New York indie filmmaker Ira Sachs makes quietly observant relationship movies that are designed to get under an audience's skin in the gentlest of fashions, but to the most emotional of effects.
His last film, which dealt with the pressures the outside world exerted on a marriage, was called Love Is Strange. His latest is called Little Men, but might easily be subtitled "Friendship Is Strange."
It centers on two 13-year-olds in Brooklyn: Tony (Michael Barbieri), a boisterous, confident, athletic kid from the neighborhood, and Jake (Theo Taplitz), an awkward new arrival, who is both sensitive and a budding artist. They meet for the first time when Jake drops some things he's carrying to his grandfather's wake, and Tony, rushing to help him, compliments a sketch he's done.

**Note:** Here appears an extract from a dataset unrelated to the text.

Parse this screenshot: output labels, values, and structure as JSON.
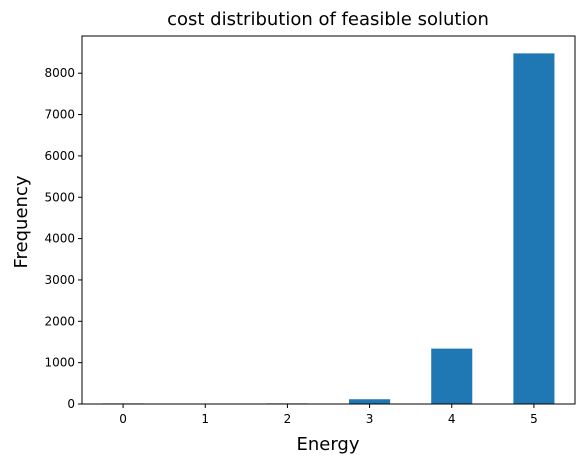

Tony knows what Jake hasn't yet heard: Jake's family is doing some belt-tightening — his Mom (Jennifer Ehle) is a social worker, and his dad (Greg Kinnear) is an actor, and not a particularly successful one.

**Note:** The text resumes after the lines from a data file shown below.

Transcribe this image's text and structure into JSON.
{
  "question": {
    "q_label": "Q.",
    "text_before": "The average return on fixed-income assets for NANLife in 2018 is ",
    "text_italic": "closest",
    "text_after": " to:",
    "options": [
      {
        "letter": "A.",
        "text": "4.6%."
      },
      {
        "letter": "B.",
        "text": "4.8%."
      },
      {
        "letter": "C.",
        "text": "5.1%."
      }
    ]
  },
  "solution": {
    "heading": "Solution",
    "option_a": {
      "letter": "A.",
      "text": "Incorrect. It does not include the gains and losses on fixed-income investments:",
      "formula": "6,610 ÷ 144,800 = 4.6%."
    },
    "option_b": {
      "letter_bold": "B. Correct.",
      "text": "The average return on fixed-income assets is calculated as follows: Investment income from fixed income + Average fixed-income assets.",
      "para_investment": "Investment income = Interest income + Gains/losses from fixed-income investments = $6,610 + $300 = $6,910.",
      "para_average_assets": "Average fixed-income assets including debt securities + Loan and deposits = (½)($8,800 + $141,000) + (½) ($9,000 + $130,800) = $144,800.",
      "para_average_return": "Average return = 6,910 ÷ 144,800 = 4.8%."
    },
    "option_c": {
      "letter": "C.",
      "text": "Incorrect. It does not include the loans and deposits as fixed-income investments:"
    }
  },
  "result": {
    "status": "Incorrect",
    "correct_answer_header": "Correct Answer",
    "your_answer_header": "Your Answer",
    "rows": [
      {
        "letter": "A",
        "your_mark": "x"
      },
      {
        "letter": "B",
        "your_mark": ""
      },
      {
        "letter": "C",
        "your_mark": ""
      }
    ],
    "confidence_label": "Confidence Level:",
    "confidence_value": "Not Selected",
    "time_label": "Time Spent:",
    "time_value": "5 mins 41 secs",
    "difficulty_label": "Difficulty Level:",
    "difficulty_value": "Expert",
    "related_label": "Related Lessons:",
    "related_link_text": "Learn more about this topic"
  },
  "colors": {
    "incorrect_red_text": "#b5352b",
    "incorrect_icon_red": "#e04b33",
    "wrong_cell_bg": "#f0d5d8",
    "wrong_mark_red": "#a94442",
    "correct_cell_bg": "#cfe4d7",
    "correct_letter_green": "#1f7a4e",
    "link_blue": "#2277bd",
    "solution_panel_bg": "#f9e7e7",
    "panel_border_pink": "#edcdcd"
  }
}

For financial reasons, the family is moving into Grandpa's old house. Also for financial reasons, they're going to raise the rent on the store downstairs where Tony's mom, played with understated grace by the great Chilean actress Paulina Garcia, makes her living. This will cause friction, but not at first.

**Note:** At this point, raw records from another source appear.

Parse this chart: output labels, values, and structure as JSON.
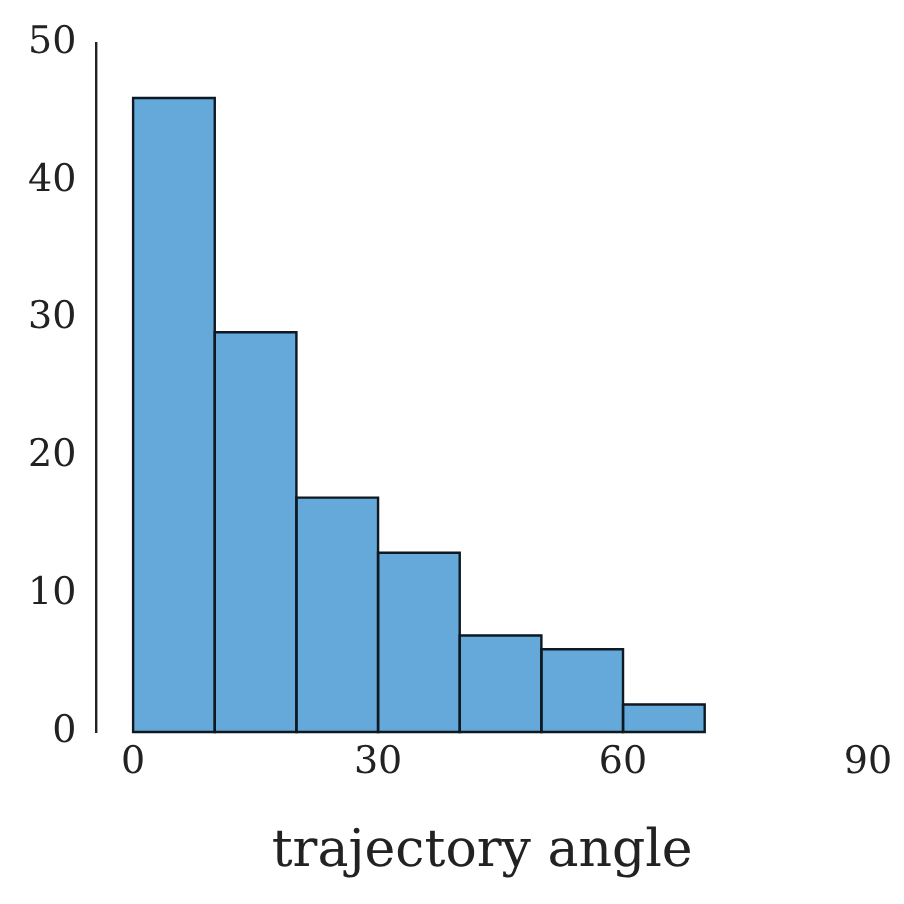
{
  "chart_data": {
    "type": "histogram",
    "xlabel": "trajectory angle",
    "bins": [
      0,
      10,
      20,
      30,
      40,
      50,
      60,
      70
    ],
    "values": [
      46,
      29,
      17,
      13,
      7,
      6,
      2
    ],
    "color": "#64a9d9",
    "xlim": [
      -4.5,
      90
    ],
    "xticks": [
      0,
      30,
      60,
      90
    ],
    "ylim": [
      0,
      50
    ],
    "yticks": [
      0,
      10,
      20,
      30,
      40,
      50
    ],
    "grid": false,
    "legend": false
  }
}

Initially, Jake's folks are pleased to see him becoming friends with Tony. "It's not easy," his father says, noting his son's shyness and reserve, "with him and other boys."
It is easy with him and Tony though. Soon they're racing around Brooklyn together, Jake shaky on fancy inline skates, Tony leading the way on a low-rent scooter.
As the boys become friends, though, their parents are drawing battle lines. The neighborhood is changing: Jake's parents are part of an incoming, gentrifying wave, and Tony's mom is likely to be swept out in its wake. It's a social upheaval that filmmaker Ira Sachs captures not in confrontations, but in their avoidance. Tony's mom keeps trying strenuously not to engage with Jake's parents, especially when Jake's mother suggests more condescendingly than she means to that she's good at "conflict resolution" and wants to help smooth things between their households.
The boys, who are extraordinary together on camera — natural, relaxed, hinting at a connection more mature than they're quite ready to deal with — come up with a variation on their parents' lack of engagement. Caught in the middle of a financial struggle, they exercise the only power they have, and stop communicating with their parents. Not one word passes among them for several days, which exacts an emotional penalty without quite fixing any of the problems. Awkward repercussions ensue.
Understated, filled with small gestures and offhand remarks, Little Men gathers force as it goes. Everyone's human, everyone's trying, they're all sort of pulling in the same direction, yet things are still falling apart. It's no accident that the screenplay has Jake's dad acting in an Anton Chekhov play. Sachs has a touch much like that Russian playwright for domestic situations that are real — funny and wrenching all at once.
Also for moments that don't need dialogue to have a kind of eloquence: Jake, for instance, skating where once he and Tony had sped along together, now clearly more confident, but on his own.
Is that a loss? Is it growth? Little Men has the wisdom to let the viewer puzzle that one out.